Jean Todt au Sénégal: «Il faut expliquer que la route est dangereuse»

Ancien co-pilote de rallye et figure de la Formule 1 devenu envoyé spécial du secrétaire général de l’ONU pour la sécurité routière, Jean Todt vient d’achever une tournée au Sénégal et en Côte d’Ivoire, deux pays endeuillés récemment par des accidents particulièrement meurtriers. Comment parvenir à l’objectif de réduire de moitié les victimes de la route d’ici à 2030, notamment sur le continent africain ? Faut-il privilégier la prévention, les sanctions ? Entretien avec Jean Todt.

RFI : La route tue plus en Afrique que dans le reste du monde. Selon l’ONU, on y déplore autour de 25% du nombre de victimes alors même que le continent concentre à peine 2% du parc automobile mondial. Comment l’expliquez-vous ?

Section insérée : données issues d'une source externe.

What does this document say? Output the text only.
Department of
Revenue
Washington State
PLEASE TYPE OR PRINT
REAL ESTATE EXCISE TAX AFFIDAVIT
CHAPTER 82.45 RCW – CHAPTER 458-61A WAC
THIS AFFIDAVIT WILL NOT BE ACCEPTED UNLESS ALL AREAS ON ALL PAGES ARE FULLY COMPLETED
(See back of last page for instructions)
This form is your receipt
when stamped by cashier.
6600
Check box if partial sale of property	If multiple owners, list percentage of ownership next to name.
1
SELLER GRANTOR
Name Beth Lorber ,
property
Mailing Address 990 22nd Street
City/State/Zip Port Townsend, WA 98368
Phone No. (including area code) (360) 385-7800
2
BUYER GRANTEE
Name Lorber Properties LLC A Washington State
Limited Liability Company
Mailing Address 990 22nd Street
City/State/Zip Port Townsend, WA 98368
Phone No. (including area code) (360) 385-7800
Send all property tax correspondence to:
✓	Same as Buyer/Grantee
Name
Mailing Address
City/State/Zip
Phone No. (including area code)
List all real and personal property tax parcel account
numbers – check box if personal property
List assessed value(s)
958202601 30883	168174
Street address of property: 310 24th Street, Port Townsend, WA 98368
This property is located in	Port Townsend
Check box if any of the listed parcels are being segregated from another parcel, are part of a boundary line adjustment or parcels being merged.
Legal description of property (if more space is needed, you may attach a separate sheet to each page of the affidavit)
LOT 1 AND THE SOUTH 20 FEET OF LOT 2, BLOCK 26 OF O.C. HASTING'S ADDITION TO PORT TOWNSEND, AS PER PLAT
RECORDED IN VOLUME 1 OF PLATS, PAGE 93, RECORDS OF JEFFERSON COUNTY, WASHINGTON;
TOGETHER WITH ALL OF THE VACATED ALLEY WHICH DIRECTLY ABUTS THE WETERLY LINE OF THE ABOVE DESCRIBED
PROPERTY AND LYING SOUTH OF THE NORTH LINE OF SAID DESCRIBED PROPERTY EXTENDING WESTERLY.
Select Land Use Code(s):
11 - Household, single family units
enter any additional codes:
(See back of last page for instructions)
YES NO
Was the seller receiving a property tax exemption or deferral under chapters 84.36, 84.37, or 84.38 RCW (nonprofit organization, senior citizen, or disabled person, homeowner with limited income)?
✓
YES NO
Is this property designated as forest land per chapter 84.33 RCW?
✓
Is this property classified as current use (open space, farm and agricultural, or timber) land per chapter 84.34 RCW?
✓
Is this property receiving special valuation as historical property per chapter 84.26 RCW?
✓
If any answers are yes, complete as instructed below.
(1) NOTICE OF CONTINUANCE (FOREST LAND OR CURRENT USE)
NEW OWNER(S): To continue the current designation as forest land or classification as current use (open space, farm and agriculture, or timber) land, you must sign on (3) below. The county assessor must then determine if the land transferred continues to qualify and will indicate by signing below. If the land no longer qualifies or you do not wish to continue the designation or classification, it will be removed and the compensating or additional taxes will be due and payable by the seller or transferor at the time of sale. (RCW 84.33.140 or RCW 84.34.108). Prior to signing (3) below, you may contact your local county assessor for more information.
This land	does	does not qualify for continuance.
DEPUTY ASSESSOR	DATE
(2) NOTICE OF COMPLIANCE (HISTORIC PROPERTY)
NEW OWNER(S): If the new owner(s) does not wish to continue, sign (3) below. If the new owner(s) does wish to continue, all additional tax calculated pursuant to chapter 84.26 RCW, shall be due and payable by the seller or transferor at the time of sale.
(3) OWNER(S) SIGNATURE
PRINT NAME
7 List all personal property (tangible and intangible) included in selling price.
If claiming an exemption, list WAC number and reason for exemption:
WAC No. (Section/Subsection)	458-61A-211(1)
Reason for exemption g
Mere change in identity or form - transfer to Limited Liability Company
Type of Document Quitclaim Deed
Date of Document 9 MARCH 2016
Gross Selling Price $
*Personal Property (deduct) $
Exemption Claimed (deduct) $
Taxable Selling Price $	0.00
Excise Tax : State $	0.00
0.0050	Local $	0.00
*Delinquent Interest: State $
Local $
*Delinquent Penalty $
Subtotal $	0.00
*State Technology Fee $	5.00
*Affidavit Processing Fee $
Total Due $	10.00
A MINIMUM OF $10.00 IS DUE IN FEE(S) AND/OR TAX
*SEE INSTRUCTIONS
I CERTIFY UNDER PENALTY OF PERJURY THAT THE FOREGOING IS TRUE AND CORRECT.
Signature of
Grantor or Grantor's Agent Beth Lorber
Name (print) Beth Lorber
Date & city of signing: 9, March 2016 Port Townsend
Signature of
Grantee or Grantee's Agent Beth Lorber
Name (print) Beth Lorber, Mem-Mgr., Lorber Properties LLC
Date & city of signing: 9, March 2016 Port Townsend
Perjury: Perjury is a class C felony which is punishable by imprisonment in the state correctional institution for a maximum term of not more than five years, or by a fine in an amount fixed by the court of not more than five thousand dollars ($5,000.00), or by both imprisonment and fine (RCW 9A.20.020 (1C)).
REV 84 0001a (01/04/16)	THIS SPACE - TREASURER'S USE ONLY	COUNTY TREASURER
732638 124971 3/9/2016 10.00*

Jean Todt Pour faire une comparaison, pour une population de 100 000 habitants, il y a 25 morts tous les ans en Afrique, comparé à l’Europe, il y a 5 morts pour 100 000 habitants. C’est échelle par cinq. Les raisons sont le manque d’éducation, l’application des lois, la qualité des véhicules, la qualité des routes, la qualité des secours. Cette situation doit changer.

Vous dites, on connaît les solutions, elles existent. Quelles sont-elles ?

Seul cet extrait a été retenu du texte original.